Adam Y. 05-01-2009 07:24

Re: Measuring distance with cameria
 
Quote:

Originally Posted by nitsua60 (Post 792018)
There's the magic word. Given the uncertain inputs to the analytical solution (unless you want to take apart that camera and do some serious optics testing) why not just image the vision target at a range of distances and generate an image height vs. distance curve? If that goes by too quickly, do it repeatedly in different areas of the image to correct for the aberrations.

That is pretty much the idea. I unfortunately don't know what type of Labview distribution you have which means that it may or may not have the capability to do the calibration.
Here is a URL for some concepts about camera processing.

XXShadowXX 05-01-2009 08:08

Re: Measuring distance with cameria
 
Quote:

Originally Posted by GaryVoshol (Post 791546)
The vision target on the trailer is at a fixed height. Your camera will be mounted on your robot at a fixed height; make it lower than the vision target. If you measure the angle (above horizontal) that your camera is at to point at the target, you can use trig to figure out how far away you are from the target.

sounds by far the simplest solution, of course the object will still get smaller the further you are from the object, so it wall have some margin of error, it will still need some optic curve...

pgaston 05-01-2009 08:26

Re: Measuring distance with cameria
 
And, what about the mass of the image you've found? i.e., the number of pixels inside the image blob defined by your color parameters.

That *should* vary enough to give you some measure as to distance - though experimentation is obviously next. Perhaps this could be combined with the trig calculation?

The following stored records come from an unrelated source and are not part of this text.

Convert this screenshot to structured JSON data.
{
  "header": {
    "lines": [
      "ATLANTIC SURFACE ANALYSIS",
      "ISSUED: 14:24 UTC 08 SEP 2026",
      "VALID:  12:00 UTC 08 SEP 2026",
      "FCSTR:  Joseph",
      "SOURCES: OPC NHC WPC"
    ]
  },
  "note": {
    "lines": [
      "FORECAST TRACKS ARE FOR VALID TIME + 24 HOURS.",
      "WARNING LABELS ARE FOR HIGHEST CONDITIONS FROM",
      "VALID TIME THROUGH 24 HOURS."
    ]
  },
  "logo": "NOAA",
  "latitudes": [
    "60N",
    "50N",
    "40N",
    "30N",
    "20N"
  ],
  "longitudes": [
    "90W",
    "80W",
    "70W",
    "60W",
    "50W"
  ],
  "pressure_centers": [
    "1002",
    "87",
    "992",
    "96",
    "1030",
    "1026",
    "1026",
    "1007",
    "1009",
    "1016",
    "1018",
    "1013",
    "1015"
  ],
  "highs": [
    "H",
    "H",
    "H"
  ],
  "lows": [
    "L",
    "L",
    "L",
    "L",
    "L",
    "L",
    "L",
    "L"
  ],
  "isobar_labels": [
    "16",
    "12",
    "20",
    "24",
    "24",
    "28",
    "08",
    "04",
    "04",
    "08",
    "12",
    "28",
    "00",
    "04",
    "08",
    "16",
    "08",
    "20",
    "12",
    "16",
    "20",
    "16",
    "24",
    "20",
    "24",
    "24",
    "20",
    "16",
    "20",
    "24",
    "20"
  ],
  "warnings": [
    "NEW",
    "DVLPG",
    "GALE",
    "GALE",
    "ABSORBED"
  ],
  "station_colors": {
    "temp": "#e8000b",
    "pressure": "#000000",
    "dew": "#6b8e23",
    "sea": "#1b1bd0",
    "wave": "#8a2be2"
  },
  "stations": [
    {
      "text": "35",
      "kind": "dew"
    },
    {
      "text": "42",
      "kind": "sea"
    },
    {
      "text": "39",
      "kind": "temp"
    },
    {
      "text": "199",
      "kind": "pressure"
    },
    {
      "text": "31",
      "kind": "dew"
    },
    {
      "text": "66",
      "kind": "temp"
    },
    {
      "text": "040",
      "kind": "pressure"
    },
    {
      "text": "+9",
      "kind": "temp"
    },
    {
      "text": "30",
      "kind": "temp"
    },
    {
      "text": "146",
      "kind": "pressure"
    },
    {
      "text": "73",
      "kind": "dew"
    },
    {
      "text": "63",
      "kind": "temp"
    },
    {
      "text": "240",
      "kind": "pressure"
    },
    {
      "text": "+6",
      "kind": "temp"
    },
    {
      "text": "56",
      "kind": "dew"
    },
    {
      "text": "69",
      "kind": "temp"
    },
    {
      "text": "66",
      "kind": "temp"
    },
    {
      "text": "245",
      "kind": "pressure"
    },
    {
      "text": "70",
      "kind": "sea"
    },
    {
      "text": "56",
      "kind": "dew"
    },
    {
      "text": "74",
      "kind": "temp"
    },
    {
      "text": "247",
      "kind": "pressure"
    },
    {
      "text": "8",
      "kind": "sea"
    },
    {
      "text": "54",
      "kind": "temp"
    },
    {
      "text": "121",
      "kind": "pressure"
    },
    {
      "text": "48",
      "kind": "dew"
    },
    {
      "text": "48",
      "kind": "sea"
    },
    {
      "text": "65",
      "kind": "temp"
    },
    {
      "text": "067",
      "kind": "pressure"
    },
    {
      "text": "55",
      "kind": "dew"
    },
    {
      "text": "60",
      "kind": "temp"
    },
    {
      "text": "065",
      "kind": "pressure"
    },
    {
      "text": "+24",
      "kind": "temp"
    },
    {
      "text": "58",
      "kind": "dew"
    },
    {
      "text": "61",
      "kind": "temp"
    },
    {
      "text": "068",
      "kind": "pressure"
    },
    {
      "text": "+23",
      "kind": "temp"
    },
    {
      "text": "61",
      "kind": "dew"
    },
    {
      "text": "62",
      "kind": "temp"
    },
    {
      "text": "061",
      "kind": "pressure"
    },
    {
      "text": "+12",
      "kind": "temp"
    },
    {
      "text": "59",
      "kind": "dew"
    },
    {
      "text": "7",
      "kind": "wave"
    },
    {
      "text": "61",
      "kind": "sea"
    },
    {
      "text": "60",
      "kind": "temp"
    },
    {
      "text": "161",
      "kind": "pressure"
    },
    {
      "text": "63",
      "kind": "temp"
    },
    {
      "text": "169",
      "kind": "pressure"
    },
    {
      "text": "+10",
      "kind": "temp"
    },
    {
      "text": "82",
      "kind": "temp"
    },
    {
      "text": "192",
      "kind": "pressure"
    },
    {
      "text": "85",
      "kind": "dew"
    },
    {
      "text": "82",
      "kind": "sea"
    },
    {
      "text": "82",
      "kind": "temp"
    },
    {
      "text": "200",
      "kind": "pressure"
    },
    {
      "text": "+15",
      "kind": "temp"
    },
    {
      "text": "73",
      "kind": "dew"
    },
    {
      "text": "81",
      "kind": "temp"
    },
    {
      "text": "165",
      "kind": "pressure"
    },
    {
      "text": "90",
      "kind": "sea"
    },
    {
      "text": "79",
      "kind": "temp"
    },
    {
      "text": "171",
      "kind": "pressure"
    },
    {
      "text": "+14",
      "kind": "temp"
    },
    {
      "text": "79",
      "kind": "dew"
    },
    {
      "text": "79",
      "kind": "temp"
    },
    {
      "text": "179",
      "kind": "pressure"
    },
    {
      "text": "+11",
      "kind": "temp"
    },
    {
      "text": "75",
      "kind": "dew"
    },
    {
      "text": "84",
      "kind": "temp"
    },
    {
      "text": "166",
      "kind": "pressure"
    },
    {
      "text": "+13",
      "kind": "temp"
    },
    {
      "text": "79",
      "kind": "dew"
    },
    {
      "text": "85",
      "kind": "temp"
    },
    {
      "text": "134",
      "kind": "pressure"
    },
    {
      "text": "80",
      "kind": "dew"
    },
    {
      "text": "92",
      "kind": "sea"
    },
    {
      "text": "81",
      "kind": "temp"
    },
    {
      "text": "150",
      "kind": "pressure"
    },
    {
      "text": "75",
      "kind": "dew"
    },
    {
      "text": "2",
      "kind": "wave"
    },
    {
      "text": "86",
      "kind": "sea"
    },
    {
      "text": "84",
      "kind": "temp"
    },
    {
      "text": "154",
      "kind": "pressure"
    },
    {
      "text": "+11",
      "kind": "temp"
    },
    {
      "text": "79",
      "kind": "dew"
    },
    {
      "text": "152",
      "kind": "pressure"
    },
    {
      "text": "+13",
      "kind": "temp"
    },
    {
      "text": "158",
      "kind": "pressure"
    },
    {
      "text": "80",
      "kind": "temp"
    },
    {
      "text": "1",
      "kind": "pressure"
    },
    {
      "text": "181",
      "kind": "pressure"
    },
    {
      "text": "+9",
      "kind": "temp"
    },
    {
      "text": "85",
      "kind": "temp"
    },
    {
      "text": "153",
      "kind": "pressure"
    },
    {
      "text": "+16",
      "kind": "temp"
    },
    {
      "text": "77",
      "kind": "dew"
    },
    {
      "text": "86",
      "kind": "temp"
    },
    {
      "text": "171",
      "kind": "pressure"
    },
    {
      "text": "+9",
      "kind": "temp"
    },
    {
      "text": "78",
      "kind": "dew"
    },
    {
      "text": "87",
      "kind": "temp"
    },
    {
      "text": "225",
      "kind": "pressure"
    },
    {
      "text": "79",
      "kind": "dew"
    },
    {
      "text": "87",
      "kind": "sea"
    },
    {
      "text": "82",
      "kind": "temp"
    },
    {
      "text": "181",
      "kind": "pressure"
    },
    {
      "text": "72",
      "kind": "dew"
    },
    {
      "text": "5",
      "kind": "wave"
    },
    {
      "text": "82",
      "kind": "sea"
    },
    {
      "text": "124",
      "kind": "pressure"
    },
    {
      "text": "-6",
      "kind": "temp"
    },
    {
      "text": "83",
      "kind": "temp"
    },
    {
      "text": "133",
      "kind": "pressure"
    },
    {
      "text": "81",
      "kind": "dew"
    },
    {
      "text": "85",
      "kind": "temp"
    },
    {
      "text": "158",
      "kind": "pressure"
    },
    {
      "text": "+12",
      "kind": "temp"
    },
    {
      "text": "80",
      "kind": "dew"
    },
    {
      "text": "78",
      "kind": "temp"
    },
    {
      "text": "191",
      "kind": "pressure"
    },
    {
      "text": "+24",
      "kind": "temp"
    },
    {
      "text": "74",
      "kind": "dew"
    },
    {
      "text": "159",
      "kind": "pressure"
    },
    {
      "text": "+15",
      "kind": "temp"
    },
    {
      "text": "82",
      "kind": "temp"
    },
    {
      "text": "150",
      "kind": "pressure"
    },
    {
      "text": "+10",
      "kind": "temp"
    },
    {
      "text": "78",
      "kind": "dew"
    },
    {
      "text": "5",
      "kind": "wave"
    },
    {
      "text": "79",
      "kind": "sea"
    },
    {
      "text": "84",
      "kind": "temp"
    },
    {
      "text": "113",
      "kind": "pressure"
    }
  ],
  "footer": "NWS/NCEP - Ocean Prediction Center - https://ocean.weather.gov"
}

XXShadowXX 05-01-2009 08:28

Re: Measuring distance with cameria
 
see first post, that what i was doing, but as i understand it the angle that objects change size at changes meaning you have to use a curve not only that but you need to account for optical defermations in the lens

elfinn 05-01-2009 14:44

Re: Measuring distance with cameria
 
Size of the target is an easily obtained value and would be a more accurate measure of distance than the mass. The mass may be misleading if the particle returned has holes or is truncated by glare or bad parameters. But the height and width of the particle would vary directly with distance.